Malgré l’influence de l’islam allant dans le sens d’une plus forte contrainte du pouvoir, un royaume comme celui du Kayor, localisé sur une partie du territoire du Sénégal actuel, était remarquable pour non seulement pour l’organisation du pouvoir et des corps constitués chargés d’assister le souverain, le Damel, dans l’exercice de ses fonction de monarque mais aussi par les règles strictes de succession au trône à la mort du souverain régnant. Comme dans le système féodal au Moyen Âge européen, le chef sait qu’il a affaire à d’autres chefs de familles, de clans ou lignages, qui règnent en petites autorités quasi indépendantes et lui, uniquement chargé de gérer les affaires communes et des différends qui peuvent subvenir entre ces groupements humains constitués : tout différend entre deux individus passe rapidement pour un différend opposant leurs deux familles voire leurs deux clans ou lignages. Sans être un souverain de droit divin qui n’avait de compte à rendre qu’à Dieu, le chef est choisi par ses semblables pour assumer les fonctions de souverain dans l’intérêt de l’ensemble des membres de sa communauté. La pratique a perduré jusqu’à la conquête arabo- musulmane puis la traite et l’esclavage des Noirs en Amérique et l’invasion et l’occupation européennes qui contribuèrent pour beaucoup au bouleversement de la nature du pouvoir, devenu plus contraignant avec le changement du mode de désignation des chefs et souverains qui se fit dorénavant par succession en primogéniture masculine ou par l’usurpation violente.
Du choix des chefs sous influence étrangère
L’invasion et la conquête des Arabes musulmans étant commencée en Afrique septentrionale par l’Égypte, en 640-642, et terminée au Maroc, en 700-710, les conquérants se lancèrent aussitôt à l’assaut de l’Espagne dès 711.
En ce début du VIIIe siècle, les mêmes Arabes musulmans entreprirent l’invasion et la conquête à de l’Afrique de l’Est par les côtes de la mer Rouge et de l’océan Indien voire par la vallée du Nil :sur les deux premières côtes, ils durent se battre contre les Aksoumites et les Ethiopiens présents en conquérants alors sur le sol de l’Arabie et furent bloqués par les combattants aksoumites puis éthiopiens christianisés, arc-boutés sur les contreforts de leurs hauts plateaux impénétrables.
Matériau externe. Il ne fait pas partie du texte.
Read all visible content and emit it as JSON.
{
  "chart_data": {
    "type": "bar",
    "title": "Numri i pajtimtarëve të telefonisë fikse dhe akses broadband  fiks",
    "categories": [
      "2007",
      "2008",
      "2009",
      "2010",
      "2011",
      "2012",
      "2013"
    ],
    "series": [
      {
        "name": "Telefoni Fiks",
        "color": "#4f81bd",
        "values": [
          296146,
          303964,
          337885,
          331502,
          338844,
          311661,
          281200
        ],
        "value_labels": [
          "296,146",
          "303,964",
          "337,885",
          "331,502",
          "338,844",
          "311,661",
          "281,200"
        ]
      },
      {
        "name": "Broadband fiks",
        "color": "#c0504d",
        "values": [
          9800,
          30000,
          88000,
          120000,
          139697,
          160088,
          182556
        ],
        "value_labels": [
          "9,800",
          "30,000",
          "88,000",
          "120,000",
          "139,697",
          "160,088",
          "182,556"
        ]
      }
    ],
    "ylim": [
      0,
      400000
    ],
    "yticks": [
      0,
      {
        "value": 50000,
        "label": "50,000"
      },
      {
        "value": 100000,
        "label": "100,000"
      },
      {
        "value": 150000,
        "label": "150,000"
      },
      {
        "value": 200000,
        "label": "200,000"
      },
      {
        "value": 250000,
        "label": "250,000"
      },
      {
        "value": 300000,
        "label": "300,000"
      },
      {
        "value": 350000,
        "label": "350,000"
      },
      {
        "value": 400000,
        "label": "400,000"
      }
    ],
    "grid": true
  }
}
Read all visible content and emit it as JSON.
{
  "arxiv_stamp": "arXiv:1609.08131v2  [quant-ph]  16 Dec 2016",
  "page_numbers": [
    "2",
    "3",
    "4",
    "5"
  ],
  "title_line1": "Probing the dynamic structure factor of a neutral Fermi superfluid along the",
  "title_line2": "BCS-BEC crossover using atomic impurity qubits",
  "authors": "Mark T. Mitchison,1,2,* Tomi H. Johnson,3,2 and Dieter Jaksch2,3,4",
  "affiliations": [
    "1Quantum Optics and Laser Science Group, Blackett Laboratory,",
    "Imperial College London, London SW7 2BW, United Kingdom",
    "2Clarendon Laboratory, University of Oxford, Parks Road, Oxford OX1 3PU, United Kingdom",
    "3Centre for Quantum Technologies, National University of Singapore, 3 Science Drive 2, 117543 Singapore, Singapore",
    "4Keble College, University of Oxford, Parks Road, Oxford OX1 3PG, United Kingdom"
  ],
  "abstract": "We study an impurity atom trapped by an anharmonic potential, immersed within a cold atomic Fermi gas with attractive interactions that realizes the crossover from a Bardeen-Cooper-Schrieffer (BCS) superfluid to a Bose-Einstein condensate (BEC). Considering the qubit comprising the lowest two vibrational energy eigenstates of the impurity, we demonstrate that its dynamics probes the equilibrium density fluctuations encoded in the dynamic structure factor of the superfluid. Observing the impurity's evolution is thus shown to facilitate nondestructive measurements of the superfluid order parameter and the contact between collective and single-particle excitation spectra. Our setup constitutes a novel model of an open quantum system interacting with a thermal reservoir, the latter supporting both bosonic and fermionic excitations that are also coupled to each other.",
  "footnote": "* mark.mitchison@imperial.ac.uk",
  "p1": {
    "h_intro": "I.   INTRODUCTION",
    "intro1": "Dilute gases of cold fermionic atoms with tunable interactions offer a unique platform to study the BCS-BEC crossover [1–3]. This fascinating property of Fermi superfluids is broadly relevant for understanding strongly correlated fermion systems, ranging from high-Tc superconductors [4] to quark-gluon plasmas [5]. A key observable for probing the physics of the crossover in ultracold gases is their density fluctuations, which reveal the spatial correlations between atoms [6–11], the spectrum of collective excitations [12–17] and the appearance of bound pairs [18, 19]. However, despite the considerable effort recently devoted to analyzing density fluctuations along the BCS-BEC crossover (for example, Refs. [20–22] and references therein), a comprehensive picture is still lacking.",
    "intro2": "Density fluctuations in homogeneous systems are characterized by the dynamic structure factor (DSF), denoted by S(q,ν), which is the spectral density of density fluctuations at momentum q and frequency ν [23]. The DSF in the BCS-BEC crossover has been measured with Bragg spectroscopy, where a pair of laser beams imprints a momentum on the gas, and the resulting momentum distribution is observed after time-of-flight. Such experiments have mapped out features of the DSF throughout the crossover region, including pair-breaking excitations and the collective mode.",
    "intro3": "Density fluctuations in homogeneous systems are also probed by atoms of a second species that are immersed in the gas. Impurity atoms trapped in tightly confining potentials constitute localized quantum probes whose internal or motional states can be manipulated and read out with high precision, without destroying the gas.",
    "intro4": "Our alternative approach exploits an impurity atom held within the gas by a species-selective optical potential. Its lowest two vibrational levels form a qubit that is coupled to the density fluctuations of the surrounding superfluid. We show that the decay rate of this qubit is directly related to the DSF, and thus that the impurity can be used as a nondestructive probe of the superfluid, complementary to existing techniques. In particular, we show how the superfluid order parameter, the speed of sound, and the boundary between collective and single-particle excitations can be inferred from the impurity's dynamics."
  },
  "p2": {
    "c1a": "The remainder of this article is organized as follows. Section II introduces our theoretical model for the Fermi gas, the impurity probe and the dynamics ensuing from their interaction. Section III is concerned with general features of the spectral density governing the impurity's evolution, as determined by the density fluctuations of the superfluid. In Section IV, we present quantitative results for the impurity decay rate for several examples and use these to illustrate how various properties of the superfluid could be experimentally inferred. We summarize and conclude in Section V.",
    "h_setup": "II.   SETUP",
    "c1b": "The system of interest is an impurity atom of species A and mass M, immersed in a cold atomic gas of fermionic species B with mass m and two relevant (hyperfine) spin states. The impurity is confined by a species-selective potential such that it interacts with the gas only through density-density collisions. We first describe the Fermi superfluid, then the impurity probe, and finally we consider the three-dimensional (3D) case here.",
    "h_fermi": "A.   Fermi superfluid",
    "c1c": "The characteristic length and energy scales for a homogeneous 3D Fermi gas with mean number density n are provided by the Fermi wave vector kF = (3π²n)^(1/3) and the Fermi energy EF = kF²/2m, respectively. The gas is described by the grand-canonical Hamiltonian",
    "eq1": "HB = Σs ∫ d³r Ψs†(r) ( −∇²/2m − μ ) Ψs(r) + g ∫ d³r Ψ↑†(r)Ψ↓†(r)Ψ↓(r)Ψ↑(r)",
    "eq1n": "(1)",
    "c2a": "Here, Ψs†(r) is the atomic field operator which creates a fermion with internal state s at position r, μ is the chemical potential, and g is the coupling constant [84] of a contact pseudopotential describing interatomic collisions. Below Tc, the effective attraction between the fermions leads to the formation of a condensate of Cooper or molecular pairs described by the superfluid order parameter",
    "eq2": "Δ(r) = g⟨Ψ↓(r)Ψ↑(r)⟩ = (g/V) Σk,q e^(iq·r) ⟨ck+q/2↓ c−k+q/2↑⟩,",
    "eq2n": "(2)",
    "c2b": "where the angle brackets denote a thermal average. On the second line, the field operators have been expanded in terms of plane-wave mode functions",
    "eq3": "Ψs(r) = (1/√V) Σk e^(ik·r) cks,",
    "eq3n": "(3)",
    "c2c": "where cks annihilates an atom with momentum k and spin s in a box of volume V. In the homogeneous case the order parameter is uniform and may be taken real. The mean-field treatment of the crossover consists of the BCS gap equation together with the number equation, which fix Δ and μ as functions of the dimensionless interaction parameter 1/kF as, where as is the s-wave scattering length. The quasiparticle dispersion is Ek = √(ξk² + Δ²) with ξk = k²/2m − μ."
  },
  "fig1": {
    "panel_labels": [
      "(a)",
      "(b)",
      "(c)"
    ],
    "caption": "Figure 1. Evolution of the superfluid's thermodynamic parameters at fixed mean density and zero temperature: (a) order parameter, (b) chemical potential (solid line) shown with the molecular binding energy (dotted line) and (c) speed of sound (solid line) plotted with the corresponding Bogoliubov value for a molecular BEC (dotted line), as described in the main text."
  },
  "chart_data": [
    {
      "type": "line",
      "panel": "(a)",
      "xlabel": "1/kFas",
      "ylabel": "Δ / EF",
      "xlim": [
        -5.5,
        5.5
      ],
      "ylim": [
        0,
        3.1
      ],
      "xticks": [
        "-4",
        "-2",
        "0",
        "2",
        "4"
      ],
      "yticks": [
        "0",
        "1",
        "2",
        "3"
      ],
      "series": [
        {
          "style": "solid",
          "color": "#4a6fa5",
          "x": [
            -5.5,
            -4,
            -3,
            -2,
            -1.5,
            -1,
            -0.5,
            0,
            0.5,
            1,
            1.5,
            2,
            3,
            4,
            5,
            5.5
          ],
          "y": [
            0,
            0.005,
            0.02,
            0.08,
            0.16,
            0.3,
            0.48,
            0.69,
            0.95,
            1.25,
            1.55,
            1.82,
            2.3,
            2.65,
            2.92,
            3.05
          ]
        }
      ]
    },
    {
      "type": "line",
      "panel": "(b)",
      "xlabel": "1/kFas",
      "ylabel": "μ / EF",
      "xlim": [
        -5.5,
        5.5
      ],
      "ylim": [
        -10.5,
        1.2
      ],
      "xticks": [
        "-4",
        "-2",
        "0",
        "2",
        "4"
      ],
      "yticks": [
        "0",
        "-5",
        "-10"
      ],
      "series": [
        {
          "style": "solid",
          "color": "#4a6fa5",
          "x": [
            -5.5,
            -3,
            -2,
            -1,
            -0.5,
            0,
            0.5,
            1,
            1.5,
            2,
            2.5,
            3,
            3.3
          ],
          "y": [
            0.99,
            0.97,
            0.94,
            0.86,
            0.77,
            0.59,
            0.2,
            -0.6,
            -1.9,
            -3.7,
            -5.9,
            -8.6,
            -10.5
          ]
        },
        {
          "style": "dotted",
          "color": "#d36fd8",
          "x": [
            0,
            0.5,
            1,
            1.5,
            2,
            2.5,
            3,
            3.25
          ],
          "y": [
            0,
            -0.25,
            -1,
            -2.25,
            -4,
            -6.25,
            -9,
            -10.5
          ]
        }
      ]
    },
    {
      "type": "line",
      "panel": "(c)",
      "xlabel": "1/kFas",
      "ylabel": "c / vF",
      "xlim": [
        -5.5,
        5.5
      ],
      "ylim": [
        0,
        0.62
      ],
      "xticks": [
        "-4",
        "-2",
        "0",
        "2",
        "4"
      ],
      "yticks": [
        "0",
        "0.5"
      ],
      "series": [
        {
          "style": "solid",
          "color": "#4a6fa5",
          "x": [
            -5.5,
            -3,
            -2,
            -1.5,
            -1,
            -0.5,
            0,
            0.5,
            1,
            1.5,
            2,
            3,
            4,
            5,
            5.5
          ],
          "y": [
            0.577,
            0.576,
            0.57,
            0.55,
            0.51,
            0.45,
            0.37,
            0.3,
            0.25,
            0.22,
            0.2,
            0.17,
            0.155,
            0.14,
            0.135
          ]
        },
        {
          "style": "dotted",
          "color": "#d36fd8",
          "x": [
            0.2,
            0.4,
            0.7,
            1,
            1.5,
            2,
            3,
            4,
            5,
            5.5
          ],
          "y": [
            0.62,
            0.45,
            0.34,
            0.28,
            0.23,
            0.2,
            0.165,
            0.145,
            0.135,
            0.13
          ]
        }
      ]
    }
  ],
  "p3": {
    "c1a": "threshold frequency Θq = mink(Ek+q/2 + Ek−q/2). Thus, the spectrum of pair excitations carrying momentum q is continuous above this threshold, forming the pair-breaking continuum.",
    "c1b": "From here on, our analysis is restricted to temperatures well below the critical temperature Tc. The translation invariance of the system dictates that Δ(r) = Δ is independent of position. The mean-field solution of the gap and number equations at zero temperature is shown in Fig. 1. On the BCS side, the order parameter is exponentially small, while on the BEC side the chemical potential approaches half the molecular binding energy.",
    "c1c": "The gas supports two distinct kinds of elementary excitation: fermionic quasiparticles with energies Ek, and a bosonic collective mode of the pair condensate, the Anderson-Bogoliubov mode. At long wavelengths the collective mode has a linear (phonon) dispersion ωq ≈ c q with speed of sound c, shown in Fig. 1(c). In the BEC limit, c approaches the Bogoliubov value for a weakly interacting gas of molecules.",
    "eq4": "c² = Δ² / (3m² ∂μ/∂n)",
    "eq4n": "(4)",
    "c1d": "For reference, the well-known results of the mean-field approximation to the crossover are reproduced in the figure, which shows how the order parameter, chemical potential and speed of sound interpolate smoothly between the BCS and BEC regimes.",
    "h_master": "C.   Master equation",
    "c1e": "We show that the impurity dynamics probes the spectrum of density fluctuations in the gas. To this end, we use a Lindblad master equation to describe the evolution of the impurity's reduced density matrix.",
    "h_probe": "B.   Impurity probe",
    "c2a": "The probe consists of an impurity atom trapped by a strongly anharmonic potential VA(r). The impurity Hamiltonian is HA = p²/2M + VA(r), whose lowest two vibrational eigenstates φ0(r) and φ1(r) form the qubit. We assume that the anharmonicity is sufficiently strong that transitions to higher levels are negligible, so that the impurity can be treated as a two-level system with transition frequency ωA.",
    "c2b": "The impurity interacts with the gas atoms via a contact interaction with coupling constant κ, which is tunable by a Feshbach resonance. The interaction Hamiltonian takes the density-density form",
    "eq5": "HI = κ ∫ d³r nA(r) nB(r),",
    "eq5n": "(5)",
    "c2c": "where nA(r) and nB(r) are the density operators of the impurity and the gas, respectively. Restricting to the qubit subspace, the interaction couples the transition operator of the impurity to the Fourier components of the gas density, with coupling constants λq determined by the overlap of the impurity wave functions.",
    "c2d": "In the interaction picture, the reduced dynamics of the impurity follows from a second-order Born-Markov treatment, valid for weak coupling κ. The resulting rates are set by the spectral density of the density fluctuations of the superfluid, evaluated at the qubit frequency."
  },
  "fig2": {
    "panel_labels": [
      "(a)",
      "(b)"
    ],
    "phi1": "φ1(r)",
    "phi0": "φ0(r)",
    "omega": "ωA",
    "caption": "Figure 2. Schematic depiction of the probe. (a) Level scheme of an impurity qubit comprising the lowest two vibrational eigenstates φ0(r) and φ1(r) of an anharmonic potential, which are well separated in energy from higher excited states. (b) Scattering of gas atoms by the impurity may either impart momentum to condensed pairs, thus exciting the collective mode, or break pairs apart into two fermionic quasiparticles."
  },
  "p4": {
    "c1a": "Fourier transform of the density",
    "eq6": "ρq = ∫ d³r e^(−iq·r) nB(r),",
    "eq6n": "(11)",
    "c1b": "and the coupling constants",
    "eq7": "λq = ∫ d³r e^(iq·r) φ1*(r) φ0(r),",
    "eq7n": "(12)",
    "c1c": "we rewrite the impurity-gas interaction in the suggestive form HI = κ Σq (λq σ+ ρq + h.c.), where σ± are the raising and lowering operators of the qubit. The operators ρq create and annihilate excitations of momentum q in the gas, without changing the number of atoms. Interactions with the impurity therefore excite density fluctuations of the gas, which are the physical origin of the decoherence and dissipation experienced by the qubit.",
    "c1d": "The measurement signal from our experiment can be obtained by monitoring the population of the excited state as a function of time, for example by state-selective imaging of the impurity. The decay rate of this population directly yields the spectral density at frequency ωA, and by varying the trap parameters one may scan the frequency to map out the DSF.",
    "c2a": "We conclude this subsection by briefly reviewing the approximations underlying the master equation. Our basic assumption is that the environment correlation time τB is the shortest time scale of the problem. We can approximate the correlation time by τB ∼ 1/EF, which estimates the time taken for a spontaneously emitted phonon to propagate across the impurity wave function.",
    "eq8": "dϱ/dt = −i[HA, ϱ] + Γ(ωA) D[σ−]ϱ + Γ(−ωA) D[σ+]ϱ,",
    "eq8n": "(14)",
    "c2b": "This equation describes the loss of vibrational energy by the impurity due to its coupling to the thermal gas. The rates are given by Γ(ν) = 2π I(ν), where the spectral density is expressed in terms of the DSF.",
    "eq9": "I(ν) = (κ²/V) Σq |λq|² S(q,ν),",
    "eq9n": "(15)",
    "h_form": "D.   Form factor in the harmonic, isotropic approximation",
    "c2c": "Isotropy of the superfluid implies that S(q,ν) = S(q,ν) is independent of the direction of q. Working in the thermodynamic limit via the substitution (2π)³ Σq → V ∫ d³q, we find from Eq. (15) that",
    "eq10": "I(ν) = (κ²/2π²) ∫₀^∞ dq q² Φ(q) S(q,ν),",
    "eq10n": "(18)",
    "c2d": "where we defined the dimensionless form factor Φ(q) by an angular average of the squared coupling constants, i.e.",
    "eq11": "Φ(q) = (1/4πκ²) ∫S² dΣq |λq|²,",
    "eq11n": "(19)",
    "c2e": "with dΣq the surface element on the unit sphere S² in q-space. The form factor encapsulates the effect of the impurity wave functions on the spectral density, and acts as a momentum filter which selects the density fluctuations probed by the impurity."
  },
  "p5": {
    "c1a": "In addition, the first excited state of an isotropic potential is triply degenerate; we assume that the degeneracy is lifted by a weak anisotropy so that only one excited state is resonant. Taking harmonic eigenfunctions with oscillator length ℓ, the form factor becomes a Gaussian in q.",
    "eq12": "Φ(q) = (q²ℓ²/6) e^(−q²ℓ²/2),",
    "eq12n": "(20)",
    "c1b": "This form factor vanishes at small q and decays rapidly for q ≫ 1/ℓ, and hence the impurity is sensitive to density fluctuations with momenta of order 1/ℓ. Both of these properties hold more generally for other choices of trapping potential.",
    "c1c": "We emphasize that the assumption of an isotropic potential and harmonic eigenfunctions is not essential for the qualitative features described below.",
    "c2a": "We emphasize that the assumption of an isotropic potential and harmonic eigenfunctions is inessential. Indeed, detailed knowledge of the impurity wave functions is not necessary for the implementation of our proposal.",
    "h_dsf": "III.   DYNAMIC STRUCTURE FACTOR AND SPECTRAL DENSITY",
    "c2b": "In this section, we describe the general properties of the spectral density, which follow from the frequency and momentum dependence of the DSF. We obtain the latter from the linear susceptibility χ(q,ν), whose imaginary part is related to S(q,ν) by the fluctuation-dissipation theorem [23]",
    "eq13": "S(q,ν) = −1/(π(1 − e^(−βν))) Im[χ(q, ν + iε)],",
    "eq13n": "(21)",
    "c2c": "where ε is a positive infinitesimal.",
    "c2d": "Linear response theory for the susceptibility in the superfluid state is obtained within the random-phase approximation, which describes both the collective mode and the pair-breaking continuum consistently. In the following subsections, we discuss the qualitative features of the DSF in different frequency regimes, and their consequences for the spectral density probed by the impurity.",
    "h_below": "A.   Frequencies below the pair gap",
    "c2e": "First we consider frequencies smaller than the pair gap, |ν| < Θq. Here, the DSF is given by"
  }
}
Ils s’établirent alors sur dans les îles et sur les côtes de la Tanzanie actuelle mais, dans la vallée du Nil, ils furent arrêtés par les Soudanais pour plus de six cents ans jusqu’au XIVe siècle.
Par infiltration progressive et islamisation notamment par le commerce, ils purent, à partir déjà du XIe siècle, entreprendre la pénétration dans les régions du Sahel, assistés par les Berbères et Touaregs islamisés : cette islamisation a imposé des systèmes de gouvernement à succession dynastique familiale directe conformes aux pratiques arabo-islamiques même dans les communautés qui se sont librement converties à l’islam.
Entre l’invasion et la destruction de l’empire de Sonhraï, au Soudan occidental, par les Marocains à la bataille de Tondibi, en 1591, et celles du Soudan oriental par les troupes égyptiennes de Mohamed Ali en 1822-23, le tiers nord de l’Afrique jusqu’aux marches méridionales du Sahel était devenu le champ d’expansion pour conquérants musulmans, bâtisseurs de royaumes et empires.
C’étaient des États esclavagistes dont le pouvoir, généralement autoritaire, pour ne pas dire despotique, s’accommodait de l’esclavage : la succession au pouvoir y est dynastique et familiale comme c’est encore le cas au nord du Nigeria où la famille de Usman Dan Fodio, le grand conquérant et fondateur d’empire du début du XIXe siècle règne toujours sur le sultanat de Sokoto.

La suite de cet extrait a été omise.